High school senior Jordan Smith and his girlfriend Rebecca Velez sing a duet, “On Eagle’s Wings,” when the rosary is finished. Everyone participates in listing intentions.
“Sometimes that’s the first clue we get about our children’s concerns,” Pam Gramlich said.
Several children have made rosaries as gifts for their parents. Eric Locknar made his mother a rosary from Job’s Tears, a pearly gray teardrop-shaped seed that grew in his grandma’s garden.
“None of our kids ever say, ’Do we have to go to Rosary Night?’ Denise Smith said. “They invite their friends and don’t mind at all.”
“All 14 kids treat each other like brothers and sisters,” Pam Gramlich added. “They watch out for each other and help one another adjust when they move up to new schools.”
Sometimes the group finds opportunities for community service while they are at prayer.
“After one Rosary Night several members decided to begin serving a special meal to teenagers in the Sebastian County Juvenile Detention Center on the first Friday of every month,” Lisa Bobel said. “And at our last meeting, our older children decided to stuff eggs for St. Boniface Church’s Easter Egg Hunt.”

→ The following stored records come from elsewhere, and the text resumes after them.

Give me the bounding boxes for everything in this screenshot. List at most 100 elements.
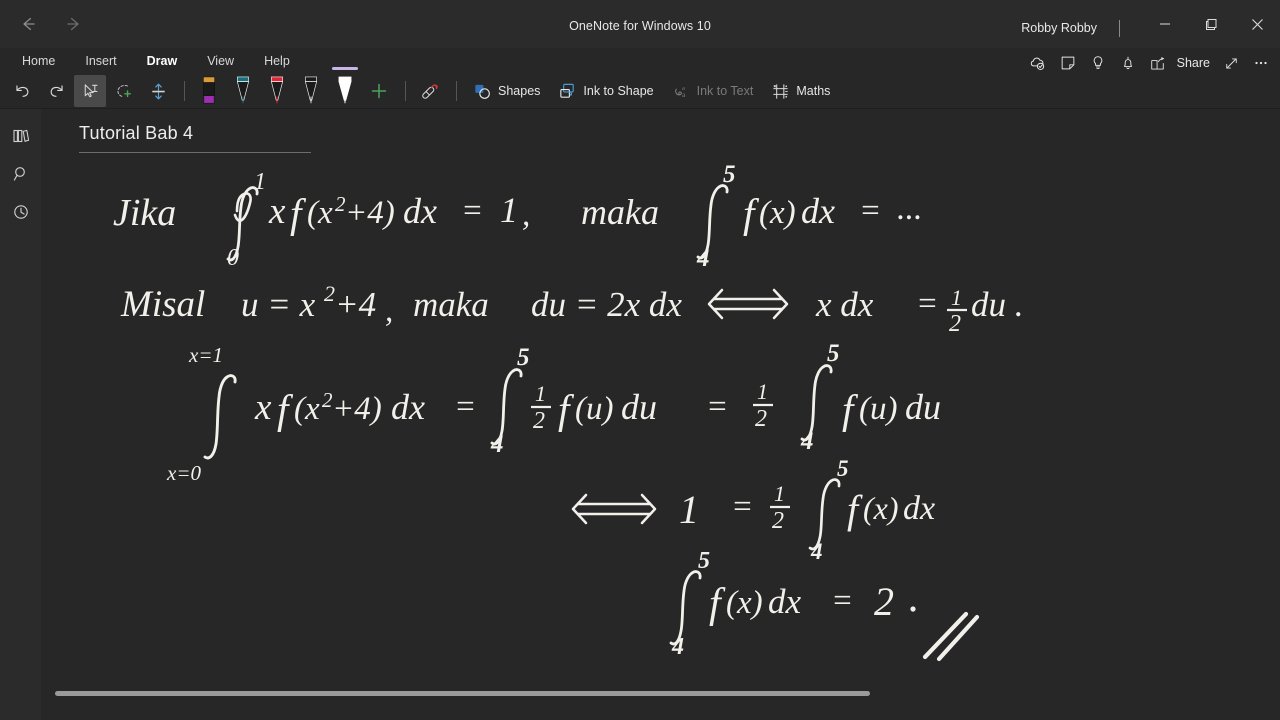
svg-text:1: 1 xyxy=(679,487,699,532)
svg-text:du: du xyxy=(905,387,941,427)
maximize-icon xyxy=(1205,18,1216,30)
svg-text:x: x xyxy=(254,387,272,428)
draw-toolbar: Shapes Ink to Shape a a Ink to Text Math… xyxy=(0,67,1280,108)
recent-clock-icon xyxy=(13,205,28,219)
svg-text:5: 5 xyxy=(837,456,849,481)
tab-draw[interactable]: Draw xyxy=(137,52,188,70)
ink-to-shape-label: Ink to Shape xyxy=(583,84,654,98)
ink-to-shape-button[interactable]: Ink to Shape xyxy=(550,75,661,107)
svg-text:,: , xyxy=(385,293,393,329)
forward-arrow-glyph xyxy=(67,17,79,31)
shapes-label: Shapes xyxy=(498,84,541,98)
tab-insert[interactable]: Insert xyxy=(75,52,126,70)
pen-teal-tool[interactable] xyxy=(227,75,259,107)
svg-text:2: 2 xyxy=(949,311,961,337)
svg-text:=: = xyxy=(859,193,881,229)
minimize-button[interactable] xyxy=(1142,8,1188,40)
sidebar-item-recent[interactable] xyxy=(0,193,41,231)
svg-text:dx: dx xyxy=(801,191,835,231)
svg-text:1: 1 xyxy=(500,190,518,230)
maths-button[interactable]: Maths xyxy=(763,75,838,107)
lasso-select-tool[interactable] xyxy=(108,75,140,107)
sync-cloud-glyph xyxy=(1030,57,1044,70)
pen-teal-icon xyxy=(237,76,249,104)
svg-text:Jika: Jika xyxy=(113,192,176,234)
close-button[interactable] xyxy=(1234,8,1280,40)
svg-text:4: 4 xyxy=(671,634,684,660)
toolbar-separator-1 xyxy=(184,81,185,101)
svg-text:dx: dx xyxy=(403,191,437,231)
svg-text:du: du xyxy=(621,387,657,427)
svg-text:1: 1 xyxy=(254,169,266,195)
pen-red-tool[interactable] xyxy=(261,75,293,107)
svg-text:2: 2 xyxy=(772,508,784,534)
svg-text:5: 5 xyxy=(723,161,736,188)
maths-icon xyxy=(773,83,788,99)
svg-text:(u): (u) xyxy=(575,391,613,427)
sidebar-item-notebooks[interactable] xyxy=(0,117,41,155)
svg-text:(x): (x) xyxy=(726,585,763,621)
pen-white-tool[interactable] xyxy=(329,67,361,107)
ink-to-text-icon: a a xyxy=(674,84,686,99)
svg-text:du = 2x dx: du = 2x dx xyxy=(531,285,682,324)
user-account-name[interactable]: Robby Robby xyxy=(1021,21,1097,35)
insert-space-tool[interactable] xyxy=(142,75,174,107)
maximize-button[interactable] xyxy=(1188,8,1234,40)
svg-text:f: f xyxy=(709,581,726,627)
navigation-arrows xyxy=(0,6,94,42)
horizontal-scrollbar[interactable] xyxy=(55,691,1245,696)
sidebar-item-search[interactable] xyxy=(0,155,41,193)
pen-black-tool[interactable] xyxy=(295,75,327,107)
svg-text:,: , xyxy=(522,197,530,233)
redo-button[interactable] xyxy=(40,75,72,107)
svg-text:...: ... xyxy=(897,190,923,227)
svg-text:0: 0 xyxy=(227,245,239,271)
ink-to-shape-icon xyxy=(560,83,575,98)
svg-text:5: 5 xyxy=(827,340,840,367)
ink-to-text-button[interactable]: a a Ink to Text xyxy=(664,75,762,107)
svg-text:+4): +4) xyxy=(332,391,382,427)
svg-text:dx: dx xyxy=(391,387,425,427)
iff-arrow-2 xyxy=(571,493,657,525)
back-arrow-icon[interactable] xyxy=(8,6,48,42)
svg-text:du .: du . xyxy=(971,285,1024,324)
svg-text:5: 5 xyxy=(517,344,530,371)
shapes-button[interactable]: Shapes xyxy=(465,75,548,107)
redo-icon xyxy=(50,84,63,97)
svg-text:+4: +4 xyxy=(335,285,376,324)
selected-pen-indicator xyxy=(332,67,358,70)
svg-text:u = x: u = x xyxy=(241,285,316,324)
page-canvas[interactable]: Tutorial Bab 4 Jika 1 0 x f (x 2 +4) dx … xyxy=(41,109,1280,720)
tab-home[interactable]: Home xyxy=(12,52,65,70)
svg-text:f: f xyxy=(842,386,859,432)
eraser-tool[interactable] xyxy=(414,75,446,107)
svg-text:f: f xyxy=(743,190,760,236)
undo-button[interactable] xyxy=(6,75,38,107)
svg-text:4: 4 xyxy=(490,431,504,458)
ink-line-5: 5 4 f (x) dx = 2 xyxy=(669,548,980,662)
horizontal-scrollbar-thumb[interactable] xyxy=(55,691,870,696)
pen-red-icon xyxy=(271,76,283,104)
qed-slashes xyxy=(922,611,980,662)
svg-text:=: = xyxy=(831,583,853,619)
svg-text:=: = xyxy=(731,489,753,525)
svg-text:+4): +4) xyxy=(345,195,395,231)
add-pen-button[interactable] xyxy=(363,75,395,107)
add-plus-icon xyxy=(371,83,387,99)
svg-text:=: = xyxy=(706,389,728,425)
forward-arrow-icon[interactable] xyxy=(54,6,94,42)
highlighter-purple-tool[interactable] xyxy=(193,75,225,107)
onenote-window: OneNote for Windows 10 Robby Robby Home … xyxy=(0,0,1280,720)
ink-line-4: 1 = 1 2 5 4 f (x) dx xyxy=(571,456,935,564)
svg-text:(x: (x xyxy=(307,195,333,231)
svg-text:x: x xyxy=(268,191,286,232)
select-type-tool[interactable] xyxy=(74,75,106,107)
ink-strokes-layer: Jika 1 0 x f (x 2 +4) dx = 1 , maka 5 4 … xyxy=(113,161,1024,662)
svg-text:=: = xyxy=(916,286,938,322)
tab-view[interactable]: View xyxy=(197,52,244,70)
svg-text:5: 5 xyxy=(698,548,710,574)
close-icon xyxy=(1251,18,1263,30)
lightbulb-glyph xyxy=(1093,56,1102,70)
svg-text:(u): (u) xyxy=(859,391,897,427)
tab-help[interactable]: Help xyxy=(254,52,300,70)
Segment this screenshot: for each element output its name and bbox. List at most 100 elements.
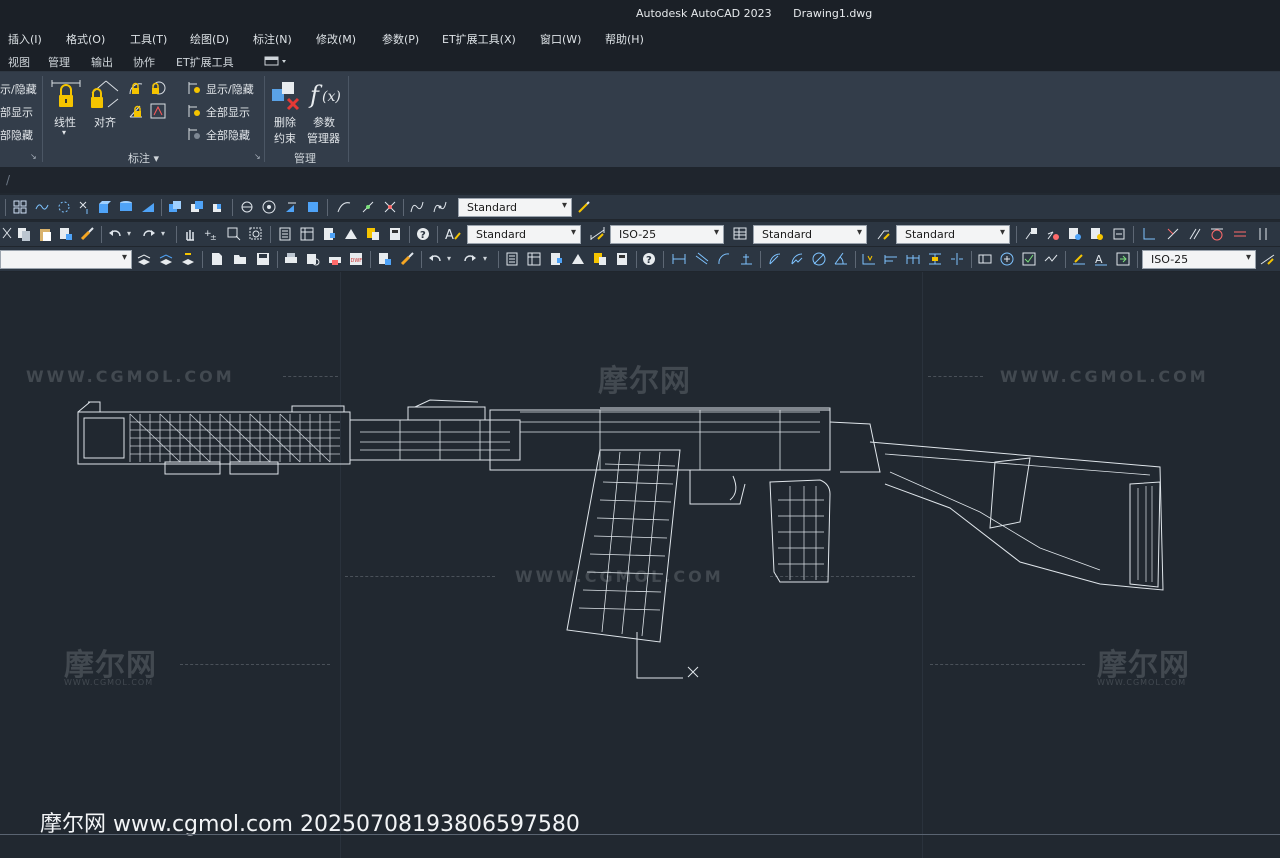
layer-dropdown[interactable]: ▾ bbox=[0, 250, 132, 269]
panel-launcher-icon[interactable]: ↘ bbox=[30, 152, 37, 161]
tolerance-icon[interactable] bbox=[978, 252, 992, 266]
dim-text-edit-icon[interactable]: A bbox=[1094, 252, 1108, 266]
revolve-icon[interactable] bbox=[306, 200, 320, 214]
undo-icon[interactable] bbox=[428, 252, 442, 266]
zoom-window-icon[interactable] bbox=[227, 227, 241, 241]
menu-express-tools[interactable]: ET扩展工具(X) bbox=[442, 31, 516, 47]
jogged-linear-icon[interactable] bbox=[1044, 252, 1058, 266]
show-all-label[interactable]: 全部显示 bbox=[206, 104, 250, 120]
ribbon-show-all-partial[interactable]: 部显示 bbox=[0, 104, 33, 120]
dim-diameter-icon[interactable] bbox=[812, 252, 826, 266]
arc-icon[interactable] bbox=[337, 200, 351, 214]
solid-cylinder-icon[interactable] bbox=[119, 200, 133, 214]
dim-linear-icon[interactable] bbox=[672, 252, 686, 266]
design-center-icon[interactable] bbox=[300, 227, 314, 241]
menu-draw[interactable]: 绘图(D) bbox=[190, 31, 229, 47]
tab-express-tools[interactable]: ET扩展工具 bbox=[176, 54, 234, 70]
open-folder-icon[interactable] bbox=[233, 252, 247, 266]
add-leader-icon[interactable] bbox=[1046, 227, 1060, 241]
dim-jogged-icon[interactable] bbox=[790, 252, 804, 266]
calculator-icon[interactable] bbox=[388, 227, 402, 241]
multileader-style-dropdown[interactable]: Standard ▾ bbox=[896, 225, 1010, 244]
delete-constraints-label-1[interactable]: 删除 bbox=[274, 114, 296, 130]
new-icon[interactable] bbox=[210, 252, 224, 266]
redo-icon[interactable] bbox=[463, 252, 477, 266]
equal-icon[interactable] bbox=[1233, 227, 1247, 241]
multileader-style-icon[interactable] bbox=[876, 227, 890, 241]
cut-icon[interactable] bbox=[0, 227, 14, 241]
sheet-set-icon[interactable] bbox=[344, 227, 358, 241]
menu-window[interactable]: 窗口(W) bbox=[540, 31, 581, 47]
remove-leader-icon[interactable] bbox=[1068, 227, 1082, 241]
dim-baseline-icon[interactable] bbox=[884, 252, 898, 266]
table-style-dropdown[interactable]: Standard ▾ bbox=[753, 225, 867, 244]
text-style-dropdown[interactable]: Standard ▾ bbox=[467, 225, 581, 244]
collect-leaders-icon[interactable] bbox=[1112, 227, 1126, 241]
paste-icon[interactable] bbox=[38, 227, 52, 241]
show-hide-label[interactable]: 显示/隐藏 bbox=[206, 81, 254, 97]
undo-dropdown-icon[interactable]: ▾ bbox=[447, 254, 461, 268]
show-hide-icon[interactable] bbox=[186, 80, 202, 99]
menu-insert[interactable]: 插入(I) bbox=[8, 31, 42, 47]
subtract-icon[interactable] bbox=[190, 200, 204, 214]
dim-continue-icon[interactable] bbox=[906, 252, 920, 266]
ribbon-hide-all-partial[interactable]: 部隐藏 bbox=[0, 127, 33, 143]
help-icon[interactable]: ? bbox=[416, 227, 430, 241]
menu-tools[interactable]: 工具(T) bbox=[130, 31, 167, 47]
style-edit-icon[interactable] bbox=[577, 200, 591, 214]
grid-icon[interactable] bbox=[13, 200, 27, 214]
print-icon[interactable] bbox=[284, 252, 298, 266]
menu-format[interactable]: 格式(O) bbox=[66, 31, 105, 47]
perpendicular-icon[interactable] bbox=[1142, 227, 1156, 241]
delete-constraints-icon[interactable] bbox=[270, 79, 302, 114]
align-leaders-icon[interactable] bbox=[1090, 227, 1104, 241]
tool-palettes-icon[interactable] bbox=[549, 252, 563, 266]
tab-view[interactable]: 视图 bbox=[8, 54, 30, 70]
dim-update-icon[interactable] bbox=[1116, 252, 1130, 266]
diameter-constraint-icon[interactable] bbox=[150, 80, 166, 99]
solid-wedge-icon[interactable] bbox=[141, 200, 155, 214]
intersect-icon[interactable] bbox=[212, 200, 226, 214]
extrude-icon[interactable] bbox=[284, 200, 298, 214]
multileader-icon[interactable] bbox=[1024, 227, 1038, 241]
ribbon-show-hide-partial[interactable]: 示/隐藏 bbox=[0, 81, 37, 97]
linear-dropdown-icon[interactable]: ▾ bbox=[62, 128, 66, 137]
wireframe-drawing[interactable] bbox=[0, 272, 1280, 858]
points-icon[interactable] bbox=[57, 200, 71, 214]
hide-all-label[interactable]: 全部隐藏 bbox=[206, 127, 250, 143]
close-icon[interactable] bbox=[78, 200, 92, 214]
dim-arc-icon[interactable] bbox=[717, 252, 731, 266]
show-all-icon[interactable] bbox=[186, 103, 202, 122]
trim-icon[interactable] bbox=[383, 200, 397, 214]
table-style-icon[interactable] bbox=[733, 227, 747, 241]
fix-icon[interactable] bbox=[1256, 227, 1270, 241]
help-icon[interactable]: ? bbox=[642, 252, 656, 266]
copy-icon[interactable] bbox=[17, 227, 31, 241]
dwf-icon[interactable]: DWF bbox=[349, 252, 363, 266]
tangent-icon[interactable] bbox=[1210, 227, 1224, 241]
parameters-manager-label-1[interactable]: 参数 bbox=[313, 114, 335, 130]
publish-icon[interactable] bbox=[328, 252, 342, 266]
solid-box-icon[interactable] bbox=[97, 200, 111, 214]
zoom-previous-icon[interactable] bbox=[249, 227, 263, 241]
dim-style-dropdown-2[interactable]: ISO-25 ▾ bbox=[1142, 250, 1256, 269]
dim-edit-icon[interactable] bbox=[1072, 252, 1086, 266]
dim-space-icon[interactable] bbox=[928, 252, 942, 266]
union-icon[interactable] bbox=[168, 200, 182, 214]
ribbon-minimize-icon[interactable] bbox=[264, 55, 290, 70]
tab-manage[interactable]: 管理 bbox=[48, 54, 70, 70]
snap-icon[interactable] bbox=[361, 200, 375, 214]
markup-icon[interactable] bbox=[593, 252, 607, 266]
aligned-constraint-icon[interactable] bbox=[88, 79, 120, 114]
orbit-icon[interactable] bbox=[240, 200, 254, 214]
tool-palettes-icon[interactable] bbox=[322, 227, 336, 241]
coincident-icon[interactable] bbox=[1166, 227, 1180, 241]
center-mark-icon[interactable] bbox=[1000, 252, 1014, 266]
undo-dropdown-icon[interactable]: ▾ bbox=[127, 229, 141, 243]
dim-break-icon[interactable] bbox=[950, 252, 964, 266]
properties-icon[interactable] bbox=[278, 227, 292, 241]
radius-constraint-icon[interactable] bbox=[128, 80, 144, 99]
redo-dropdown-icon[interactable]: ▾ bbox=[483, 254, 497, 268]
parameters-manager-icon[interactable]: f (x) bbox=[308, 79, 342, 114]
undo-icon[interactable] bbox=[108, 227, 122, 241]
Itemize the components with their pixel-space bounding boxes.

The monthly meeting has influenced their prayer life at home.
“And it’s affected the way I feel about praying the rosary, ” Pam Gramlich said.
In between shooting hoops, playing on the computer or watching sports on TV, the children shared what Family Rosary Night meant to them.
Twelve-year-old Zach Gramlich, said, “It’s a good time. It’s fun. It’s a big social event and we get to pray the rosary, so it’s serious at some point.”
Eric Locknar said he likes “seeing all my friends, eating and praying for one another.”
Katie Gramlich said, “I like to pray the rosary and to pray for our troops overseas.”
The Family Rosary Night frequently has visitors.
“Everyone is welcome to visit,” Linda Kaelin said. “This is an open group. And we think it would be great if other groups of families gathered together for Rosary Nights in Fort Smith and the rest of the diocese.”